Les conseillers, qu'il s'agisse des gens du milieu des affaires ou d'anciens élèves de ce programme, donnent un minimum de deux heures par semaine pour aider les entreprises jeunesse. C'est le cas de Dominic Côté, directeur général de Publicité Malga, et de Réal Brosseau, propriétaire de Réparations SOS lift et du Royaume du steak. Pour tous les deux, il s'agit d'une première expérience. Leur rôle est «de guider les jeunes, de répondre à leurs questions, de les challenger», expose M. Côté.

Déjà, l'entreprise qu'il parraine a connu des embûches.
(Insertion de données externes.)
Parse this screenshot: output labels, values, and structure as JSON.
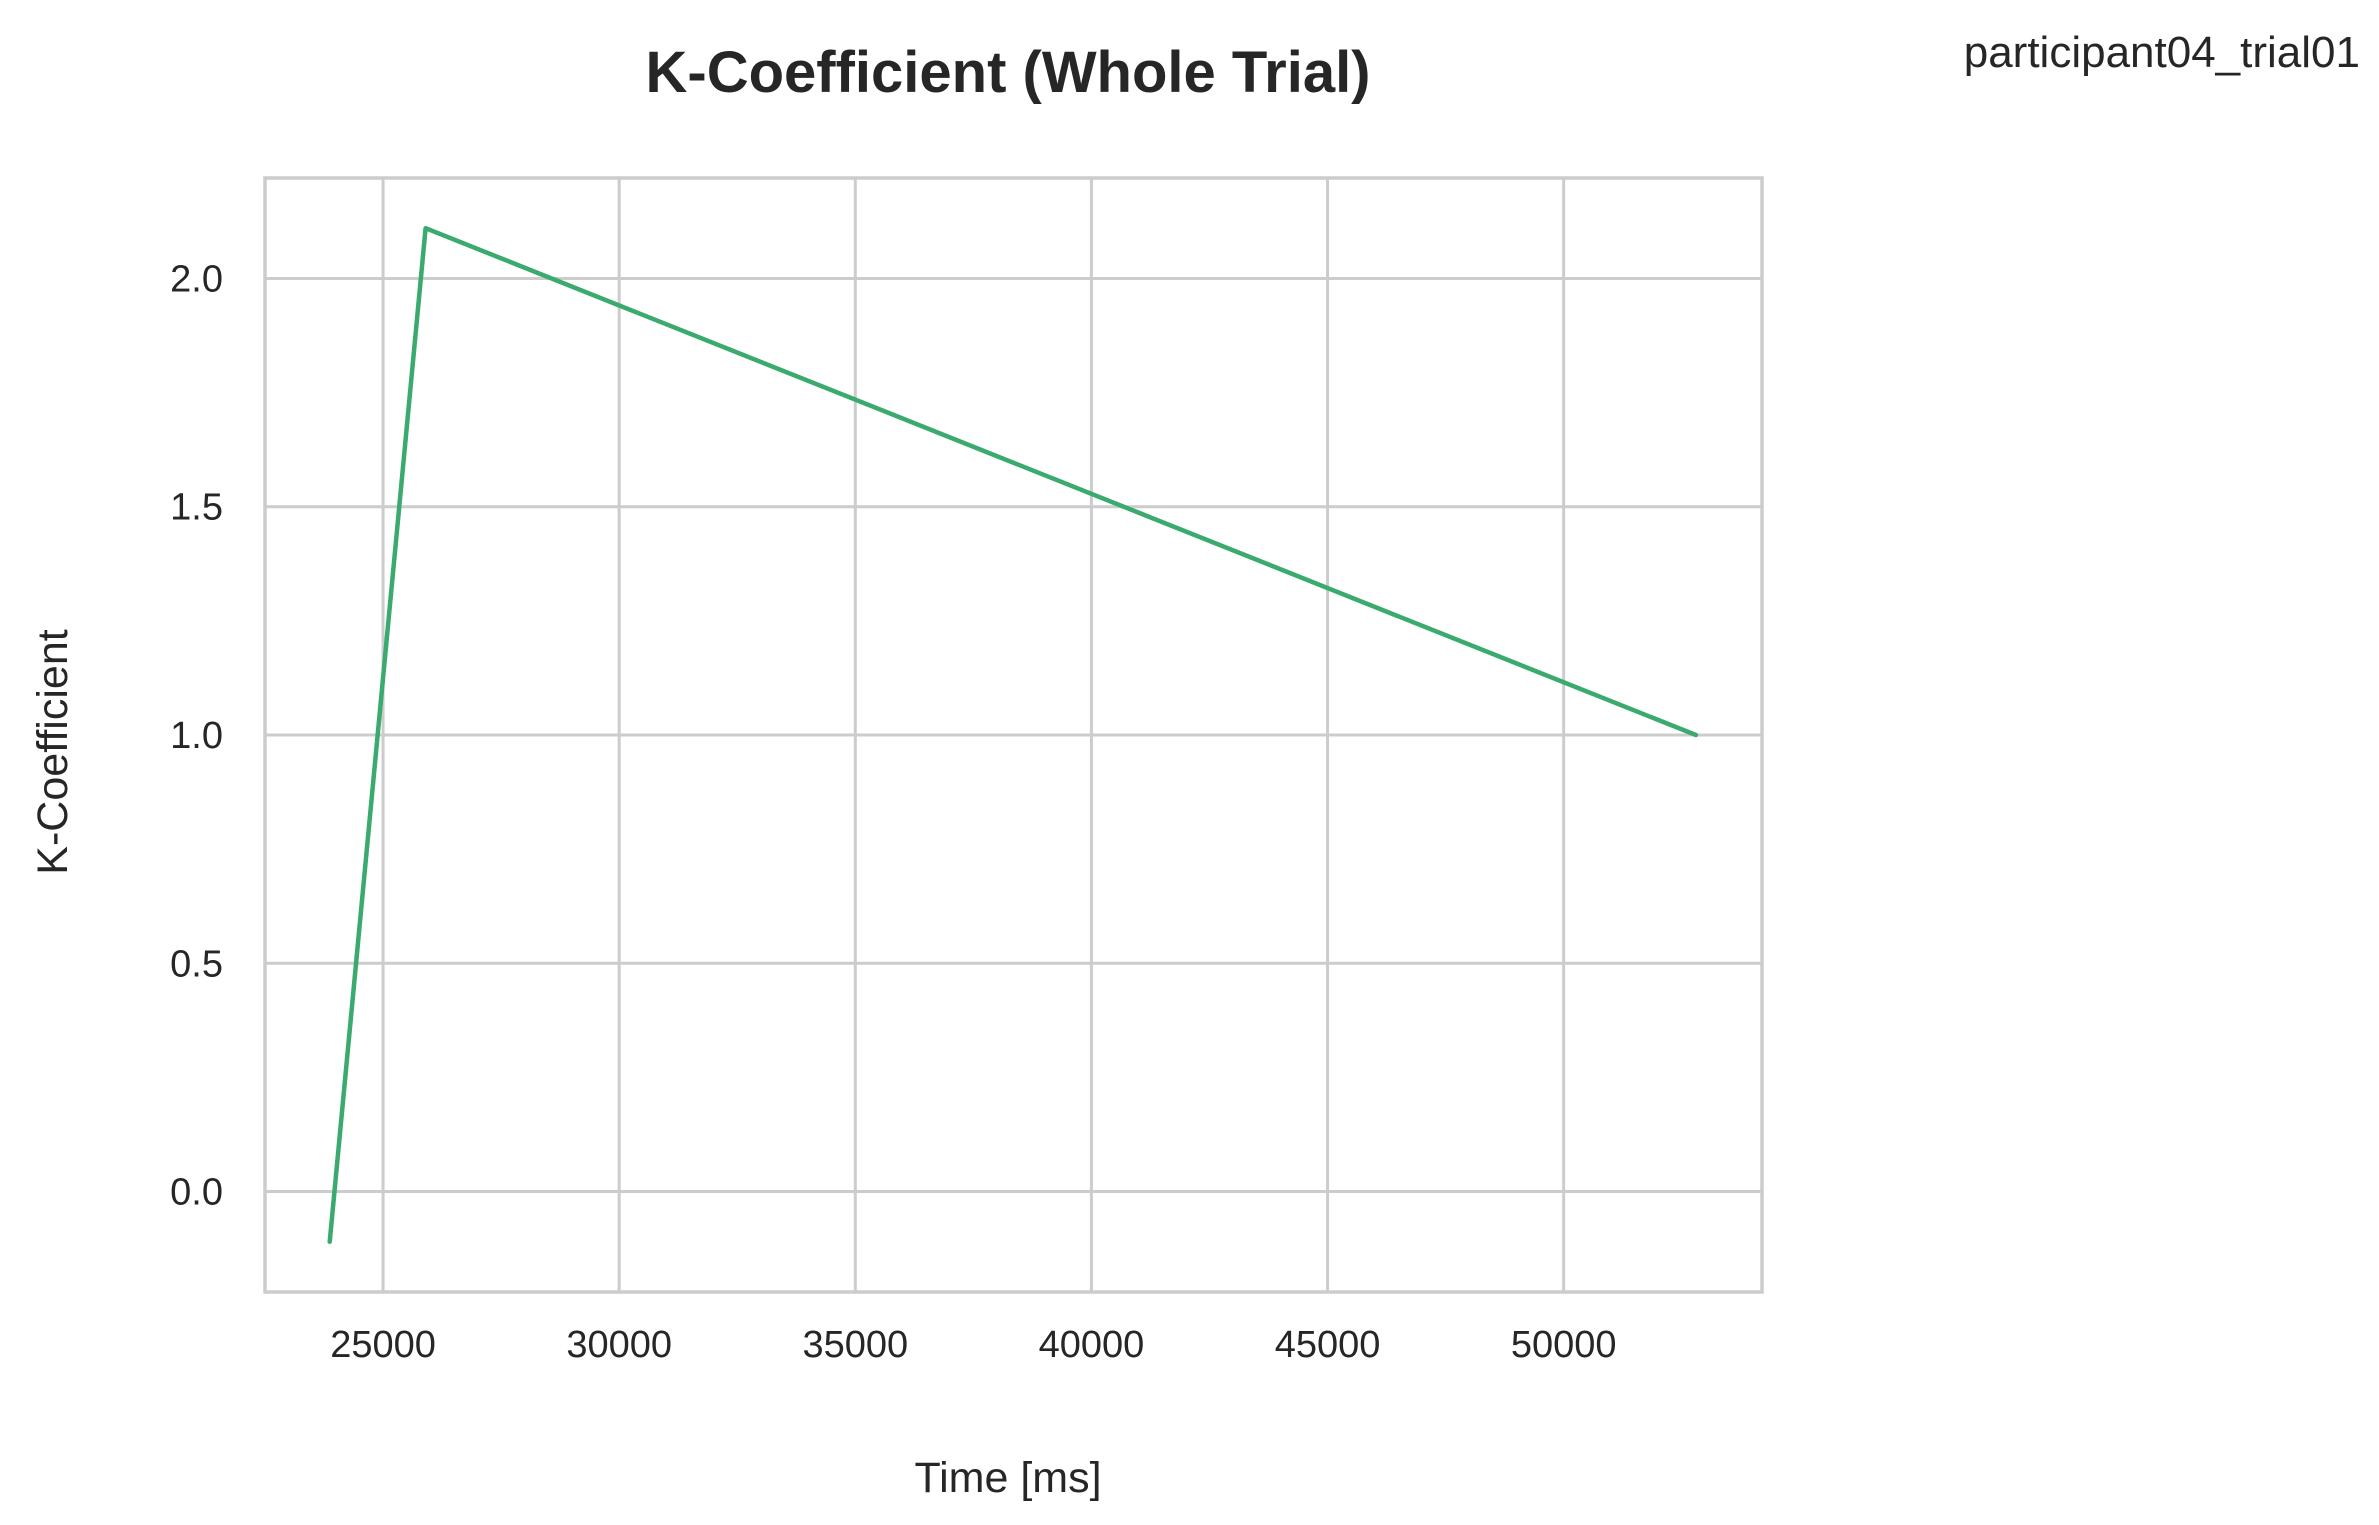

Et il a pu réaliser à quel point les jeunes entrepreneurs sont débrouillards.

Ainsi, Productions South Style, de l'école secondaire J-H-Leclerc, produira des longboards. Cependant, au moment de fabriquer leur première planche, après avoir acheté tout le matériel nécessaire et épuisé une bonne partie de leur budget, ils ont réalisé que la presse détenue par un des membres de l'équipe ne fonctionnait plus. «Ils se sont retroussé les manches et ont trouvé une solution.» Une presse a été trouvée et empruntée.

L'entreprise où M. Brosseau intervient connaît un autre genre de difficulté. Portec, qui conceptualisera des portes-écouteurs, accuse une semaine de retard sur les autres en raison d'un problème d'inscription. Le matériel pour fabriquer l'objet, qui empêchera les fils d'écouteurs de s'entremêler, sera choisi cette semaine et la fabrication pourra commencer du même coup. M. Brosseau cumule déjà de l'expérience comme mentor auprès de son neveu et comme conseiller bénévole pour de gens de son entourage. «J'aime ça, travailler avec des jeunes», commente-t-il. Ces derniers lui ont d'ailleurs permis de découvrir l'imprimante 3D.

Marc-Antoine Papineau, 17 ans, et Chad Lebeau, 18 ans, remettent les pieds dans une école secondaire cette année en tant que conseillers. Les deux jeunes hommes étudient au Cégep de Granby en gestion de commerce et explorent maintenant l'envers du décor, puisqu'ils se trouvaient à la place de ces 147 jeunes l'an dernier. L'expérience a permis à Marc-Antoine Papineau de confirmer son choix de carrière. De son côté, Chad Lebeau hésite de plus en plus à poursuivre ses démarches pour être admis en techniques policières, s'étant découvert un nouvel intérêt.

Comme les jeunes participants étaient en classe au moment du passage de La Voix de l'Est, nous avons préféré ne pas leur parler pour ne pas nuire à leur concentration.